Judah Warsky : Pas tellement, ça m’arrive assez souvent. Depuis enfant, je suis fasciné par la notion de rêve selon laquelle ton cerveau continue à travailler, la nuit quant tu dors. Par le fait que tu puisses voir des trucs plus tarés que ce que t’aurais jamais pu imaginer dans ta vie éveillée. C’est comme un cadeau que ton cerveau te fait. Et très tôt, j’ai commencé à lire des bouquins sur les exercices qui te permettent de t’en souvenir, de faire des rêves lucides.
cafébabel : En regardant la pochette, on sent que tu as voulu mettre en avant l’éclectisme de l’album qui fait écho au multiculturalisme de la ville.
Judah Warsky : C’est vrai que la ville est multiculturelle, d’autant plus qu’elle a été proclamée capitale de l’Europe avec un Parlement où se rejoignent en permanence des gens de tous les pays. Au delà de ça, la Belgique est quand même un pays bilingue, qui forge son identité dans ce bilinguisme. En un sens, c’est aussi un pays schizo. Si tu peux mets plusieurs personnes qui parlent différentes langues dans un même pays, ça va faire des trucs chelous.
cafébabel : On peut être polyglotte en musique ?
Judah Warsky : Oui c’est un truc qui se fait en France. Au départ, je voulais faire un morceau en espagnol. Dans mon premier disque, il n’y a qu’un morceau en français. Et je me suis rendu compte que quand j’écoute des groupes espagnols ou suédois ou n’importe qui chantent en anglais, ma première réaction c’est une petite déception.
cafébabel : Tu as un avis sur l’Europe actuelle ?
Judah Warsky : Non, pas trop. Je ne me pique pas de politique et comme beaucoup d’artistes mes opinions sont sans intérêt. Mais c’est vrai que quand j’étais petit, on m’a souvent présenté l’Europe comme un projet de ouf. Et maintenant qu’on est dedans, tout le monde déchante. Moi, je trouve juste ça un peu triste. J’ai l’impression qu’on a menti à l’enfant que j’étais. Dans les années 90, à l’époque de Maastricht, personne n’était contre.

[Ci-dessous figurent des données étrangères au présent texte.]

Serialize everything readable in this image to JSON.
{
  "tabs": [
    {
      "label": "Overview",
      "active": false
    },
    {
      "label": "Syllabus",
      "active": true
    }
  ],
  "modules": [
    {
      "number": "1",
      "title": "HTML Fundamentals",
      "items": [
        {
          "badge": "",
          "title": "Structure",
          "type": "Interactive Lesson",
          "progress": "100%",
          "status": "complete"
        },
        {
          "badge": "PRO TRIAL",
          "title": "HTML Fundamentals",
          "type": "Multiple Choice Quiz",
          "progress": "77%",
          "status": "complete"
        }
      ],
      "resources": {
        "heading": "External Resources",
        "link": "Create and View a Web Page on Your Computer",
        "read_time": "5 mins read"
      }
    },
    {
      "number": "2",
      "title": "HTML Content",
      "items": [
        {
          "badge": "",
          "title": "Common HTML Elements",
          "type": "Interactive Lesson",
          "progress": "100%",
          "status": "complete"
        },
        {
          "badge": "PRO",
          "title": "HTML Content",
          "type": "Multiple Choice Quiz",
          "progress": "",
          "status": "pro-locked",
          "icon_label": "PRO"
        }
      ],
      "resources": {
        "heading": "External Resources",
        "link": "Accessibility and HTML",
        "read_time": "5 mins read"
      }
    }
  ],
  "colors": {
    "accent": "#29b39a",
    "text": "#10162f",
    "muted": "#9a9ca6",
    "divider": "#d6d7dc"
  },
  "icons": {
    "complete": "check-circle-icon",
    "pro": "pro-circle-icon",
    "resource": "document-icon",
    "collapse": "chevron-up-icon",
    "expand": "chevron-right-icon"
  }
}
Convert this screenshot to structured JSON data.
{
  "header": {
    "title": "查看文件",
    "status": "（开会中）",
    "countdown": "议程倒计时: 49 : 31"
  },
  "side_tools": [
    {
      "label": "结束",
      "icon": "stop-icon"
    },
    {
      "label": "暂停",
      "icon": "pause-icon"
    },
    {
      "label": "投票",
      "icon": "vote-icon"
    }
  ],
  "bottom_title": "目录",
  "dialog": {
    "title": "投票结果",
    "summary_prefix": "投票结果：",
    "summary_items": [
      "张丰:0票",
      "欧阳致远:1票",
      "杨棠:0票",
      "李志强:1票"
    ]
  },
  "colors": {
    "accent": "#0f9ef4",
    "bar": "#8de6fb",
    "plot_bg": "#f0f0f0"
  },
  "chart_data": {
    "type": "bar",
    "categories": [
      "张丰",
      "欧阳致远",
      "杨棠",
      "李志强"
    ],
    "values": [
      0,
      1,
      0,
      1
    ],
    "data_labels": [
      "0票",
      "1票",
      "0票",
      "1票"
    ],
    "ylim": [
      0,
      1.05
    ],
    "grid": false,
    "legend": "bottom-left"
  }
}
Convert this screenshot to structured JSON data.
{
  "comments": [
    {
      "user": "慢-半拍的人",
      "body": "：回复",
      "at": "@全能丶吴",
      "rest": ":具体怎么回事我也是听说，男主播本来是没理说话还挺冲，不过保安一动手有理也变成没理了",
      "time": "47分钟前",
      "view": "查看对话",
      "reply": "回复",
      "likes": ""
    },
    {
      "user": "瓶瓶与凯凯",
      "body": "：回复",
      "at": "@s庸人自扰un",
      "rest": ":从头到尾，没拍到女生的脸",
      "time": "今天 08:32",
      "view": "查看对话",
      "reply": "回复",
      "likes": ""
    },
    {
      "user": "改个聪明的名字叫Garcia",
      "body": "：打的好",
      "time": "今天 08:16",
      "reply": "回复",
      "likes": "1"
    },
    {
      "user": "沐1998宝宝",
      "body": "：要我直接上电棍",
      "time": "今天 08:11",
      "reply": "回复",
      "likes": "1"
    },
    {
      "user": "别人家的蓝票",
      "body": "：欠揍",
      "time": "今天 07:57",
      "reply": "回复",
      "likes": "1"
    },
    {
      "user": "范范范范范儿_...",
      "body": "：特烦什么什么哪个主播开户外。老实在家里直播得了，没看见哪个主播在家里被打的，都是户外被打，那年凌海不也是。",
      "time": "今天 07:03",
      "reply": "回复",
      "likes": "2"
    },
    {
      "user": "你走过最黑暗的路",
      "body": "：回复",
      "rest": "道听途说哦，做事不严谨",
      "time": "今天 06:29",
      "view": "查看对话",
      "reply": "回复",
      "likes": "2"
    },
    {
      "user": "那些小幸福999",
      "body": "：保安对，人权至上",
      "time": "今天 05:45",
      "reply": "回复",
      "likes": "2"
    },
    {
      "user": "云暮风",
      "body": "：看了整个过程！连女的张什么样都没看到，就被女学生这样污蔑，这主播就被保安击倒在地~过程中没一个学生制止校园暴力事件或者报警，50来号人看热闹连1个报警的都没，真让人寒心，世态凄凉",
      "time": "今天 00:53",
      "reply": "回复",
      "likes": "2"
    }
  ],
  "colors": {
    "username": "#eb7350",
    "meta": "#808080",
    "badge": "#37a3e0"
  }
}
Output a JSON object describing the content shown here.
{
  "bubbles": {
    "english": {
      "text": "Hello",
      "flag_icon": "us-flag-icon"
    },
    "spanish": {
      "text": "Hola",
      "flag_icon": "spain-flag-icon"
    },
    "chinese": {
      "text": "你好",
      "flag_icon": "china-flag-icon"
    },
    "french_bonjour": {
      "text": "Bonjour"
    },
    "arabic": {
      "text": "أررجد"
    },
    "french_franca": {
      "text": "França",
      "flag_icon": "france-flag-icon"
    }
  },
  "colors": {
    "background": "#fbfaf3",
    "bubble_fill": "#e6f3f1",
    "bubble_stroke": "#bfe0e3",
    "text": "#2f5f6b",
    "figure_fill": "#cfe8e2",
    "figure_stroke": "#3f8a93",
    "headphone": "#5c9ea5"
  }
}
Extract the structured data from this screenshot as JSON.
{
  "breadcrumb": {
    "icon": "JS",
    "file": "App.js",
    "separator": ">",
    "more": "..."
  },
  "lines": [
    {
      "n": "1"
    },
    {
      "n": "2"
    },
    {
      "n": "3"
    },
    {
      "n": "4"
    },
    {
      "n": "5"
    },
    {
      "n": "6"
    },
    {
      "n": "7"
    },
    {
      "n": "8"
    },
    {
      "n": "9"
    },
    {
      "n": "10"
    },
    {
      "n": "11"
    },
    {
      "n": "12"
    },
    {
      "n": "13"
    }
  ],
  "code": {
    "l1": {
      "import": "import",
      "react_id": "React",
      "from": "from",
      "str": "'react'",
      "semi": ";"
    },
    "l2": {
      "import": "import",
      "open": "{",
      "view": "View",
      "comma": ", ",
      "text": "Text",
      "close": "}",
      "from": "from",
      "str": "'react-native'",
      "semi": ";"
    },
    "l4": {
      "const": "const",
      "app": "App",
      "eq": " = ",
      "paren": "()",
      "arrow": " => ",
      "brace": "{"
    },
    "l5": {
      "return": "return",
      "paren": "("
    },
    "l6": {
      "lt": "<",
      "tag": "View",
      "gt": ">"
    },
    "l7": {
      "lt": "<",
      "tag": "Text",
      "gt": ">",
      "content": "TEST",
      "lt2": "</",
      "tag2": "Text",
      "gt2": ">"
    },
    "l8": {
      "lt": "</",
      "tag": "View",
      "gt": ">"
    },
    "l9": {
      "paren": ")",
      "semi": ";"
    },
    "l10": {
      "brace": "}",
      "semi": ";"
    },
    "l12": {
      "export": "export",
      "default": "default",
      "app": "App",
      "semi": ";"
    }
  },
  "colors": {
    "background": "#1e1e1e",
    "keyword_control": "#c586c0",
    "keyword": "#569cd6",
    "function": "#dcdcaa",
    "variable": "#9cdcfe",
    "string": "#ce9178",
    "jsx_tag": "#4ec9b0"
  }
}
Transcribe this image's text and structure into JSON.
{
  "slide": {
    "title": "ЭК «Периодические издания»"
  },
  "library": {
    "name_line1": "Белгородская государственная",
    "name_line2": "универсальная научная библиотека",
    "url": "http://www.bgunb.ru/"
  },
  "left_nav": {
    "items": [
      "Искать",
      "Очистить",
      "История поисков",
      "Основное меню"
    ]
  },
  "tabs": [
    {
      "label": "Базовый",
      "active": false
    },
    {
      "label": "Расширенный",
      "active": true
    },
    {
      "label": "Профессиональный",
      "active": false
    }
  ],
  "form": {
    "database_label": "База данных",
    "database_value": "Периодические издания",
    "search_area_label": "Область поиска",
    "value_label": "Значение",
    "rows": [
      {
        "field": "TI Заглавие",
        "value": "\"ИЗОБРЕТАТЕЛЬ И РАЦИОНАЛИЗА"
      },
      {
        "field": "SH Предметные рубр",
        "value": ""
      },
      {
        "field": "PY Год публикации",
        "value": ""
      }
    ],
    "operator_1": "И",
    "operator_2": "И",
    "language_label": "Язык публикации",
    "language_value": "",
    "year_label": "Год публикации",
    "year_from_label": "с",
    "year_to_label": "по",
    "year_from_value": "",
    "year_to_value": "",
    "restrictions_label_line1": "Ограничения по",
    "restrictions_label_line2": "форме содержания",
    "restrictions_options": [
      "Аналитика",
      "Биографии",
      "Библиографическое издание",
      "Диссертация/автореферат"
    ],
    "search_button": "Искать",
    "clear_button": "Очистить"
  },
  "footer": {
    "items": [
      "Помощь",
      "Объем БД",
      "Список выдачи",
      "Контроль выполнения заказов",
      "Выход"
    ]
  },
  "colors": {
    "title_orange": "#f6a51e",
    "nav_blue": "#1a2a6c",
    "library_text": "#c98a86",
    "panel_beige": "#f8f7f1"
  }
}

cafébabel : Ils sont rares les artistes qui parlent de l’Europe dans leurs chansons, ils sont encore plus rares ceux qui citent le groupe littéraire de l’Oulipo dans leurs interviews. Te considères-tu comme un artiste intello ?
Judah Warsky : Pour des standards de groupes de rock de base, je suis peut-être plus intello que la moyenne. Mais comparé à des artistes intellos, je suis un philistin, faut pas déconner. Sur ce disque par exemple, il y a un poème de Garcia Lorca : ça se la pète un peu. Mais je l’ai surtout choisi parce que le traducteur, c’est mon grand-père qui lui, pour le coup, était un vrai homme de lettres. Il a quitté la France après la guerre pour ouvrir une librairie en Argentine et côtoyer des gens comme Adolfo Bioy Casares, Albert Camus, Raymond Queneau. C’est lui d’ailleurs qui m’a ouvert à l’Oulipo (« L’Ouvroir de littérature potentielle » groupe internationale de littéraires et de mathématiciens, ndlr), aux rêves, au surréalisme.
cafébabel : Tu as donc eu, enfant, un éveil culturel que les autres n’ont pas eu.
Judah Warsky : C’est certain. Le mercredi, j’allais chez mes grands-parents et très souvent il m’emmenait au muséen à Paris, depuis Sèvres où ils habitaient dans le même immeuble que Lino Ventura.
cafébabel : Tu as enregistré ton premier album (Painkillers and Alcohol) avec un doigt cassé, donc de la main gauche. Une contrainte qui a fortement inspiré le disque. Sur le deuxième tu as travaillé sans handicap, cela a-t-il changé ta manière de composer ?
Judah Warsky : Pas tant que ça. J’avais constaté sur le premier que le fait de n’utiliser que les synthés marchait bien, donc j’ai continué à faire pareil sur le deuxième sauf que j’allais plus vite parce que j’avais les deux mains (rires). C’est super j’ai gagné sur les deux tableaux. Mais j’aime bien utiliser la contrainte. Là tu vois, il y a ma gratte, ma basse que j’utilise pour répéter avec mon groupe, les Chicros, et j’aimerais bien continuer à ne pas les utiliser. S’imposer une contrainte, c’est toujours intéressant.
cafébabel : Tu as aussi conçu cet album comme quelque chose de très narratif dans la mesure où tu es quasiment tout le temps le narrateur de chaque histoire. Pourquoi ?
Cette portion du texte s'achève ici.